Let's now look at the ssd-backup configuration. This script is configured by default using the file /usr/local/etc/ssd-backup.conf
.
### disable sysv (System V) or systemd (Systemd) init scripts support,
### just comment for the default behaviour, i.e. sysv/systemd support
# format: nosysv ("true"|"false")
# format: nosystemd ("true"|"false")
#nosysv "true"
#nosystemd "true"
### sysv or systemd services to stop or start depending on the mode
# format: stopstart sysv|systemd <service> [[pidfile=...][,][psname=...]]
stopstart systemd sssd.service
stopstart systemd cron.service
stopstart systemd postfix.service
stopstart systemd slapd.service
stopstart systemd denyhosts.service
stopstart sysv rsyslog
stopstart systemd dbus.service
### extended regular expressions specifying the names of processes
### to kill in the stop mode (usually not services)
# format: kill <regexp>
#kill "^console-kit-dae"
### real user names whose processes shouldn't be killed (should survive)
### when the -u option is used, i.e. when all non-root user processes
### should be killed (root is always included and doesn't have
### to be listed)
# format: survruser <user>
survruser message+
survruser ntp
### commands to run at the end of the stop mode
# format: stopcomm <command> <arg1> ... <argN>
#stopcomm echo "SSD stopped..."
### commands to run at the beginning of the start mode
# format: startcomm <command> <arg1> ... <argN>
#startcomm echo "SSD starting..."
Supported directives are concisely described directly in the configuration file.
The nosysv
or nosystemd
directives can disable the System V or Systemd support and can thus allow usage of this script even if no service
or systemctl
binary is found.
The stopstart
directives define all services to be stopped in the ssd-backup
stop
mode or started in its start
mode. The services are stopped in the specified order if they're running and started in the reverse order depending on their initial status. They also allow to specify an optional PID file and/or process name to identify running services if the operating system itself doesn't provide this information for certain service.
The kill
directive allows to kill certain processes based on their names. And the survruser
entries allow to specify all real usernames whose processes shouldn't be killed if the -u
argument is used.
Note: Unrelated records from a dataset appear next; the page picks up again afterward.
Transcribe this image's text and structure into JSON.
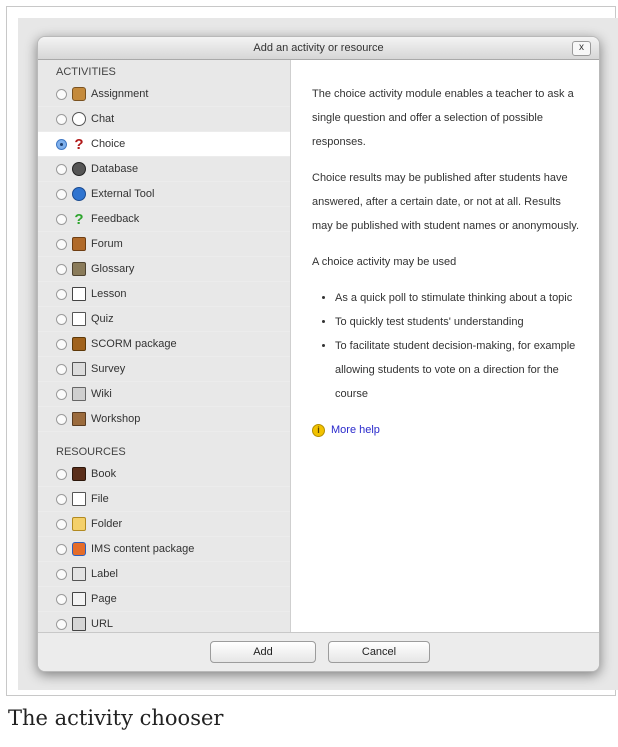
{
  "dialog": {
    "title": "Add an activity or resource",
    "close_label": "x"
  },
  "activities": {
    "heading": "ACTIVITIES",
    "items": [
      {
        "label": "Assignment",
        "icon": "assignment-icon",
        "selected": false
      },
      {
        "label": "Chat",
        "icon": "chat-icon",
        "selected": false
      },
      {
        "label": "Choice",
        "icon": "question-mark-icon",
        "selected": true
      },
      {
        "label": "Database",
        "icon": "database-icon",
        "selected": false
      },
      {
        "label": "External Tool",
        "icon": "globe-icon",
        "selected": false
      },
      {
        "label": "Feedback",
        "icon": "feedback-icon",
        "selected": false
      },
      {
        "label": "Forum",
        "icon": "forum-icon",
        "selected": false
      },
      {
        "label": "Glossary",
        "icon": "glossary-icon",
        "selected": false
      },
      {
        "label": "Lesson",
        "icon": "lesson-icon",
        "selected": false
      },
      {
        "label": "Quiz",
        "icon": "quiz-icon",
        "selected": false
      },
      {
        "label": "SCORM package",
        "icon": "package-icon",
        "selected": false
      },
      {
        "label": "Survey",
        "icon": "survey-icon",
        "selected": false
      },
      {
        "label": "Wiki",
        "icon": "wiki-icon",
        "selected": false
      },
      {
        "label": "Workshop",
        "icon": "workshop-icon",
        "selected": false
      }
    ]
  },
  "resources": {
    "heading": "RESOURCES",
    "items": [
      {
        "label": "Book",
        "icon": "book-icon",
        "selected": false
      },
      {
        "label": "File",
        "icon": "file-icon",
        "selected": false
      },
      {
        "label": "Folder",
        "icon": "folder-icon",
        "selected": false
      },
      {
        "label": "IMS content package",
        "icon": "ims-package-icon",
        "selected": false
      },
      {
        "label": "Label",
        "icon": "label-icon",
        "selected": false
      },
      {
        "label": "Page",
        "icon": "page-icon",
        "selected": false
      },
      {
        "label": "URL",
        "icon": "url-icon",
        "selected": false
      }
    ]
  },
  "description": {
    "para1": "The choice activity module enables a teacher to ask a single question and offer a selection of possible responses.",
    "para2": "Choice results may be published after students have answered, after a certain date, or not at all. Results may be published with student names or anonymously.",
    "para3": "A choice activity may be used",
    "bullets": [
      "As a quick poll to stimulate thinking about a topic",
      "To quickly test students' understanding",
      "To facilitate student decision-making, for example allowing students to vote on a direction for the course"
    ],
    "help_label": "More help"
  },
  "buttons": {
    "add": "Add",
    "cancel": "Cancel"
  },
  "caption": "The activity chooser",
  "colors": {
    "link": "#2a2acc",
    "selected_radio": "#7fb0ec"
  }
}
This argument instructs ssd-backup
to kill all user processes, i.e. all non-root processes that are not excluded by survruser
.
The stopcomm
and startcomm
directives can be used to execute arbitrary commands at the end of the stop mode or at the beginning of the start mode. They can be therefore used for any non-standard operation, e.g. remounting filesystems read-only or read-write, cleanup of some locations, sending a message to users or anything else that's scriptable.
See the ssd-status
help for more information and complete list of its arguments.
ssd-status -h
It's wise to confirm that ssd-backup
is configured properly before continuing. Simply by invoking a command sequence that's similar to the following one. But be prepared for short downtime of your services.
ssd-backup -u -v stop
mount -o remount,ro /var
mount -o remount,ro /
...
mount -o remount,rw /
mount -o remount,rw /var
ssd-backup -u -v start
All the ssd-backup
and mount
commands should succeed, of course, if the configuration is correct. If you need to identify the processes that are using files on certain filesystem, try the lsof
or fuser
commands.
Creating and removing snapshots, backing up: tar-lvm
The snapshot of the writable filesystems backed up from inside of a running operating system can be created by remounting the filesystems read-only, creating LVM snapshots and remounting the filesystems back to their original state, mostly often back read-write. Or by remounting the writable filesystems read-only during the whole backup process. However, the downtime of your services is much longer in the latter case.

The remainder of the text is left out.